At some point, the Fed will have to reverse course and start shrinking its balance sheet. By that time, those 2.5 percent 10- year notes may be trading at 4 percent, delivering losses to all but the most nimble.
Two-Way Trade
What will change the one-way bet on rates? Maybe it will be a faint sign of stirring in some piece of economic data, a report that isn’t quite as bad as the previous month’s. Or else it could be a turn up in leading indicators, which most folks ignore even though they’re called leaders for a reason.

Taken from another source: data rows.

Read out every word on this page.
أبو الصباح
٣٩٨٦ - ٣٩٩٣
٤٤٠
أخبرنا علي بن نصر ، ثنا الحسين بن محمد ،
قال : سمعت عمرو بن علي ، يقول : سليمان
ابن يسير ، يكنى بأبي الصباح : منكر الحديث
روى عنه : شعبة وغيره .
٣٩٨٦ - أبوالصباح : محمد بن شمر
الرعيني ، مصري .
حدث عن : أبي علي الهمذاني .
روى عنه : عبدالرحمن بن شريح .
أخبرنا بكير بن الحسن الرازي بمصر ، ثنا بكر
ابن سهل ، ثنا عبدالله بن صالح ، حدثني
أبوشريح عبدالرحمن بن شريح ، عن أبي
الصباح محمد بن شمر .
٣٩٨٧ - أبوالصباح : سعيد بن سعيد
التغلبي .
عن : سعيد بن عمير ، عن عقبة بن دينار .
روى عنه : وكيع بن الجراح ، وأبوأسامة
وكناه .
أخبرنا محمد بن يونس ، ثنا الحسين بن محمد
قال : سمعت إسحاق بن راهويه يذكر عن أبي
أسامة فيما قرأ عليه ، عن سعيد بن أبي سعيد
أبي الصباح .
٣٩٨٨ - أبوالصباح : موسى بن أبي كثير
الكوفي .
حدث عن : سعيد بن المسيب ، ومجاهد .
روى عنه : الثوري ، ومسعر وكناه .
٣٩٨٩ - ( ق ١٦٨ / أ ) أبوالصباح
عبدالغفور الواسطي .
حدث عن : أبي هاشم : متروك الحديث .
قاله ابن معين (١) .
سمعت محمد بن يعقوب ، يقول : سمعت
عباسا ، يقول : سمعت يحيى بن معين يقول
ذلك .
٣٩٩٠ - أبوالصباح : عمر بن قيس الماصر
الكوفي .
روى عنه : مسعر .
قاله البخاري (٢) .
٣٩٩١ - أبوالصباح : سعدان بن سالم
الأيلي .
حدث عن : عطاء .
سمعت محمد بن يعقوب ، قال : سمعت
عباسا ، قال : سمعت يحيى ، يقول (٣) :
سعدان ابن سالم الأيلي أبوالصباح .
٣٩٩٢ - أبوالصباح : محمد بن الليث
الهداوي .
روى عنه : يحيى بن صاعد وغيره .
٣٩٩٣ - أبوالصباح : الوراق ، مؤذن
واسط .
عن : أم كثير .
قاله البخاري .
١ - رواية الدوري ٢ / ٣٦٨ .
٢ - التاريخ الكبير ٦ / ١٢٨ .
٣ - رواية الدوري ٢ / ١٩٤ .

Perhaps it will be a decline in the dollar or a whiff of inflation, rearing its ugly head even with gobs of slack in labor and product markets.
When that happens, the market will part ways with the Fed. The Fed will have to part ways with wishes of the U.S. Congress and start unwinding its balance sheet when the unemployment rate, a lagging indicator, is uncomfortably high.
The Fed has committed to buy $1.25 trillion of MBSs, which it expects to hold to maturity, $200 billion of agency debt and $300 billion of Treasuries. That “builds a lot of inflexibility into the balance sheet,” of an institution that wants to maintain flexibility when it comes to policy, Poole says.
Fuel on Fire
Poole, for one, thinks the balance sheet expansion already in place -- banks are holding $622 billion of excess reserves, based on the latest Fed data -- is already enough. Anything more is “pouring fuel into a fire box,” Poole says.
I’m sure Bernanke is aware of the challenge of getting the timing of the Fed’s exit strategy right. Anyone who watched his March 15 “60 Minutes” interview came away with the impression that Bernanke is one smart, competent, confident and committed Fed chairman.
In that interview, he said the biggest risk to recovery is the lack of “political will.”
“I suspect he was referring to Congress,” says Jim Glassman, senior U.S. economist at JPMorgan Chase & Co.
Bernanke is the only adult in Washington right now. Members of Congress, who are doing their best to make the Keystone Cops look professional, interpreted public outrage at the $165 million in American International Group Inc.’s bonuses as license to waste their time and our money on a witch hunt. President Barack Obama let himself get sucked into the child’s play, asking his minions to find a legal way to abrogate the contracts. That’s not the way to inspire confidence among our counterparties around the globe.
Yearbook Entry
And Treasury Secretary Timothy Geithner, who was damaged goods to start because of the imbroglio over his tax returns, has been voted “most likely fall guy” when the fallout from the bank bailouts and fiscal stimulus gets too hot.
That leaves us with Bernanke running the show. If anyone can succeed, he can.
The irony is that success in averting deflation guarantees losses to buyers of 10-year Treasury notes at current yields.
Which brings us to the last question of the quiz: Do you expect the Fed to be early or late in reversing course?